The woman nods and speaks low so as not to wake the little girl. “Yes, she was here. She gave me her seat so my granddaughter could sleep. I think she left.”
“She left?” My stomach lurches with panic. Where could she possibly have gone in that short an amount of time? I frantically scan the room for purple hair and a Hello Kitty suitcase.
Nothing.
It’s possible she was put on another bus after all.
Or she could be in the bathroom.
On the chance it’s the latter, I sit down on a bench facing the bathrooms and decide to wait it out for a few minutes just in case. After four people come and go, it sinks in that she’s not in there either, and people are starting to look at me funny like I’m some perv.
I must have read her completely wrong. Perhaps she saw my leaving as an opportunity to shake me off and she snuck out, taking my backpack with her. The backpack and clothes I can replace, but my heart lurches thinking about losing Dad’s letter to Alex.

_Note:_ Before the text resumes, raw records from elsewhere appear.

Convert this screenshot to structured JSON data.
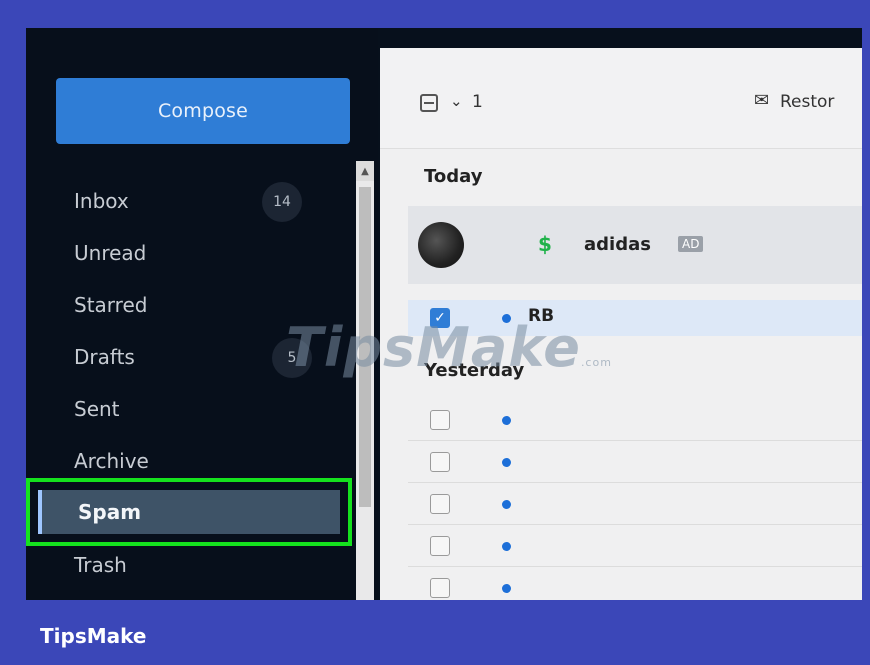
{
  "sidebar": {
    "compose_label": "Compose",
    "items": [
      {
        "label": "Inbox",
        "count": "14"
      },
      {
        "label": "Unread"
      },
      {
        "label": "Starred"
      },
      {
        "label": "Drafts",
        "count": "5"
      },
      {
        "label": "Sent"
      },
      {
        "label": "Archive"
      },
      {
        "label": "Spam",
        "selected": true
      },
      {
        "label": "Trash"
      }
    ]
  },
  "toolbar": {
    "selected_count": "1",
    "restore_label": "Restor"
  },
  "messages": {
    "today_header": "Today",
    "yesterday_header": "Yesterday",
    "ad_sender": "adidas",
    "ad_badge": "AD",
    "rb_sender": "RB",
    "yesterday_rows": 5
  },
  "watermark": {
    "text": "TipsMake",
    "suffix": ".com"
  },
  "footer": {
    "brand": "TipsMake"
  },
  "colors": {
    "accent": "#2f7dd6",
    "highlight_border": "#15e21e",
    "unread_dot": "#1d6fd8",
    "page_background": "#3b47b8"
  },
  "icons": [
    "chevron-down-icon",
    "restore-icon",
    "dollar-icon",
    "checkmark-icon",
    "scroll-up-icon"
  ]
}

Sadly, this was the most excited I’ve felt about anything in a long time, which I suppose only underscores my need to take more risks.
I stand up, defeated, ready to leave and put all thoughts of Hallie Baskin back on the shelf when I spy a pair of shoes with embroidered cat faces poking out from a bench toward the back corner of the waiting area, partially obscured by a large, fake potted palm.
My adrenaline surges as I cross the room toward her, and she comes into full view. She’s leaning against her suitcase reading. My backpack is propped carefully on the other side of her. She looks up at my hasty approach and quickly snaps the book shut.
“Where the heck did you go?” she asks, her tone part annoyance, part worry.
“Where the heck did you go?” I shoot back.
She bobs her head in the direction of this scary-looking guy who looks like he jumped out of an America’s Most Wanted poster. “That dude was freaking me out. I didn’t want him staring at me all night. And then this other lady needed a place where her kid could lie down, so—”
I cut her off and smile. “What if I told you I might have a solution to the current lack of transportation situation?”
“Have you commandeered a bus?”
“Better. I’m driving with Oscar to San Francisco, and I think you should come with us.”